São João Damasceno
“O jardim da Sagrada Escritura”
Diz o Apóstolo: Muitas vezes e de diversos modos Deus falou outrora por meio dos profetas; mas nestes últimos tempos nos falou por meio do Filho. Por meio do Espírito Santo falaram a lei e os profetas, os evangelistas, os Apóstolos, os pastores e mestres. Por isso, toda Escritura é inspirada por Deus e útil.
É, portanto, coisa bela e salutar investigar as divinas Escrituras. Como uma árvore plantada junto aos cursos d’água, assim a alma regada pela Sagrada Escritura cresce e traz o fruto ao seu tempo; a saber, a fé reta, e está sempre adornada de folhas verdes, isto é, de obras agradáveis a Deus.
Pelas santas Escrituras, de fato, somos conduzidos para cumprir ações virtuosas e para a pura contemplação. Nelas encontramos o estímulo para todas as virtudes, e o afastamento de todos os vícios. Por isso, se aprendemos com amor, aprenderemos muito; pois, mediante o empenho, o esforço e a graça de Deus que dá todas as coisas, obtém-se tudo: aquele que pede, recebe; o que procura, encontra; a quem chama, lhe será aberto.
Exploremos, portanto, este magnífico jardim da Sagrada Escritura, um jardim que é perfumado, suave, repleto de flores, que alegra os nossos ouvidos com o canto de variadas aves espirituais, plenas de Deus; que toca o nosso coração e o consola quando se encontra triste, o acalma quando se irrita, o enche de eterna alegria; que eleva o nosso pensamento sobre o dorso brilhante e dourado da divina pomba, que com suas asas majestosas nos leva até o Filho unigênito e herdeiro do Senhor da vinha espiritual, e por meio dele ao Pai das luzes. Porém, não o exploremos desanimados, mas com ardor e constância; não nos cansemos de explorá-lo. Deste modo ele nos será aberto.
Se lermos uma vez ou outra uma passagem e não a compreendemos, não desanimemos; pelo contrário, temos de insistir, refletir, interrogar. De fato, está escrito: interroga a teu pai e ele te contará, aos teus anciãos e eles te dirão. A ciência não é coisa de todos.
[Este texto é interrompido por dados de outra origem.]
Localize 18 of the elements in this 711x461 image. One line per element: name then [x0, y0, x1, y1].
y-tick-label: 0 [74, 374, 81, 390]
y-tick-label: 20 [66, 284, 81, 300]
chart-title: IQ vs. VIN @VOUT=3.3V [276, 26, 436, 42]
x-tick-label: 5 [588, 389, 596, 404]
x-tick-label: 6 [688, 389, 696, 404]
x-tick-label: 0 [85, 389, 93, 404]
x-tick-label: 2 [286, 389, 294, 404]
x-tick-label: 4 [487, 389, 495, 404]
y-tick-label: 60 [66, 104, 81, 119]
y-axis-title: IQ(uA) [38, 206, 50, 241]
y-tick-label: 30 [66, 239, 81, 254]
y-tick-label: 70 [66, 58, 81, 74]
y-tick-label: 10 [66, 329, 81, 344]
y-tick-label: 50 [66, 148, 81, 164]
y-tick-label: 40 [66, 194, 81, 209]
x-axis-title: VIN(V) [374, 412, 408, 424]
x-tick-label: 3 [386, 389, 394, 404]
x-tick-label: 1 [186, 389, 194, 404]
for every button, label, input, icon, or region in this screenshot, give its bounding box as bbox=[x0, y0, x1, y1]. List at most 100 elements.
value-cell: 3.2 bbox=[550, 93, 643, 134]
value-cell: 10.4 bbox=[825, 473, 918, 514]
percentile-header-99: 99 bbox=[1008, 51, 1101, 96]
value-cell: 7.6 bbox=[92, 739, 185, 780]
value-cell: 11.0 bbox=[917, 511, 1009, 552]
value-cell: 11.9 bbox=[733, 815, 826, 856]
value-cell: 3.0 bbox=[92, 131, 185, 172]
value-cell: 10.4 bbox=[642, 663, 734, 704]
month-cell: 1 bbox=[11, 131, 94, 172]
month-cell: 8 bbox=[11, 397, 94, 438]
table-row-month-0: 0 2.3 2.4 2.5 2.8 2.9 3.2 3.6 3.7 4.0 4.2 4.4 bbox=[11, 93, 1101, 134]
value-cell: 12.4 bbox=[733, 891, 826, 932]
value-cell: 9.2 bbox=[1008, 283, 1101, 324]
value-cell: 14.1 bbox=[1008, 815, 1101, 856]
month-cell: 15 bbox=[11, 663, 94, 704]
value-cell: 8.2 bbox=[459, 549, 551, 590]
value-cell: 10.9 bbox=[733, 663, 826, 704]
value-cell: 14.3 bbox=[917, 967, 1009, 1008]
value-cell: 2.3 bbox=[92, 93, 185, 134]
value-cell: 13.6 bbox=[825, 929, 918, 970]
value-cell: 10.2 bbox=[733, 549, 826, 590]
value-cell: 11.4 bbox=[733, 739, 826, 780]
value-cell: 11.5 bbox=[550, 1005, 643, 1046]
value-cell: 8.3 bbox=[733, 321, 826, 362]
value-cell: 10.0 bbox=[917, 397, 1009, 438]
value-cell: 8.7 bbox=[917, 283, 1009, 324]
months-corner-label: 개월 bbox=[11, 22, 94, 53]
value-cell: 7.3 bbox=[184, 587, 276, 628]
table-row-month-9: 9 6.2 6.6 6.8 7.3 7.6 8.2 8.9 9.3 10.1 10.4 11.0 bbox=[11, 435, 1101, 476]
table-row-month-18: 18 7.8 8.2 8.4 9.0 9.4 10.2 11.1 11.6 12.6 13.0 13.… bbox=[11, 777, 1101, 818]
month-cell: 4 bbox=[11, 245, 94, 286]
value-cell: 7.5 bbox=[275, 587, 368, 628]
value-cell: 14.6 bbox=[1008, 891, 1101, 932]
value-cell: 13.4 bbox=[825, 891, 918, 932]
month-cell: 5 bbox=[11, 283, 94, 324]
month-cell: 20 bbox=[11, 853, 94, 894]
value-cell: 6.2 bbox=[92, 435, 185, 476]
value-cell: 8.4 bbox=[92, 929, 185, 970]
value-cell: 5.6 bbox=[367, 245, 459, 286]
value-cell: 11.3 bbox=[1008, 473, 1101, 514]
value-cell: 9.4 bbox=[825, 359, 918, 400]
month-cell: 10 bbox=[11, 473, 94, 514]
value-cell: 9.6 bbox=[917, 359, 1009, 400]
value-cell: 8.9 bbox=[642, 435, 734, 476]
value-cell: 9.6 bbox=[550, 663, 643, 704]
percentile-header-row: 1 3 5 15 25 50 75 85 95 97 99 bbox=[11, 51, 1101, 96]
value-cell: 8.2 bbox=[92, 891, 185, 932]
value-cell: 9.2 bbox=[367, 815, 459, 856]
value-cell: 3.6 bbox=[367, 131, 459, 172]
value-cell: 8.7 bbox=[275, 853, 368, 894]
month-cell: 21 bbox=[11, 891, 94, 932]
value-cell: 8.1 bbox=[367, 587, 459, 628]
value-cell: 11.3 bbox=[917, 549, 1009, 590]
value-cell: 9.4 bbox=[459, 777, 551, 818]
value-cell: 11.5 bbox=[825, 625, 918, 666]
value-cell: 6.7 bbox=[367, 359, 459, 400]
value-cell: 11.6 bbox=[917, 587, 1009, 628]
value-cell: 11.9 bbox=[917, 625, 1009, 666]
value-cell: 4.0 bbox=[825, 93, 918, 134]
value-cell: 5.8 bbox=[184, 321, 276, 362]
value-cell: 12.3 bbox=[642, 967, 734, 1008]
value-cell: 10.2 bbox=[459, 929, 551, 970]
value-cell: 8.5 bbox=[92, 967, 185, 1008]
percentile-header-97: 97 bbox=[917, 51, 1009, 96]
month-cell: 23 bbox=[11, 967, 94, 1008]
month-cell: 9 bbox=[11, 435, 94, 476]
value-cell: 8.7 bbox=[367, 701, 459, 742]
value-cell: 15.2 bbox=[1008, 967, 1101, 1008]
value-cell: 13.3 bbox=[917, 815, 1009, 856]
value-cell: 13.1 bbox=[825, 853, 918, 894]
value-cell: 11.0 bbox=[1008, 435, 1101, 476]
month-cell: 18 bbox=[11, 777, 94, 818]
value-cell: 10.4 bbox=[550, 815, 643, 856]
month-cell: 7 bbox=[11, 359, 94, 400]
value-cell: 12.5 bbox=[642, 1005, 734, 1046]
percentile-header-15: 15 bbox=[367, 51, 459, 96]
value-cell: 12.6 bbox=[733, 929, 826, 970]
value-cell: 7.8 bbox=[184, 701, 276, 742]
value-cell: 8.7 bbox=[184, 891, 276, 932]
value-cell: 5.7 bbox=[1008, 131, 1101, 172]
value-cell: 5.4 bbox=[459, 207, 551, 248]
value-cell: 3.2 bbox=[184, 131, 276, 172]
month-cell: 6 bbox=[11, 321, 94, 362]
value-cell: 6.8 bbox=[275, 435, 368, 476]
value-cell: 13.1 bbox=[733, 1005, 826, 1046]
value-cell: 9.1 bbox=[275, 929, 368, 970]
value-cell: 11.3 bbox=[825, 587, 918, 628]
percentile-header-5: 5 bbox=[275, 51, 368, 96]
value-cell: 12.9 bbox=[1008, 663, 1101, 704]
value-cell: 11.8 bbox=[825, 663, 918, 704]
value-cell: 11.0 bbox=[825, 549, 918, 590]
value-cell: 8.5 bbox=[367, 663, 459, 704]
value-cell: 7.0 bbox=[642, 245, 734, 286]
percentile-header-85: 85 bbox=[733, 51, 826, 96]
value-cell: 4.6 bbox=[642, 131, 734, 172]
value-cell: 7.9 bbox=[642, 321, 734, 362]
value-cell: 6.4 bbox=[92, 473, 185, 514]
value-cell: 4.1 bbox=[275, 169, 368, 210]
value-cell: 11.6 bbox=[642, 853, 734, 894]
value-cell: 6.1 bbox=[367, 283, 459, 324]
Vamos à fonte deste jardim para tomar as águas puríssimas e perenes que brotam para a vida eterna. Gozaremos e nos saciaremos, sem saciar-nos, porque sua graça é inesgotável. Se podemos tomar algo de útil também dos profanos, nada nos proíbe; porém, comportemo-nos como expertos cambistas, que recolhem o ouro genuíno e puro, enquanto rejeitam o ouro falso.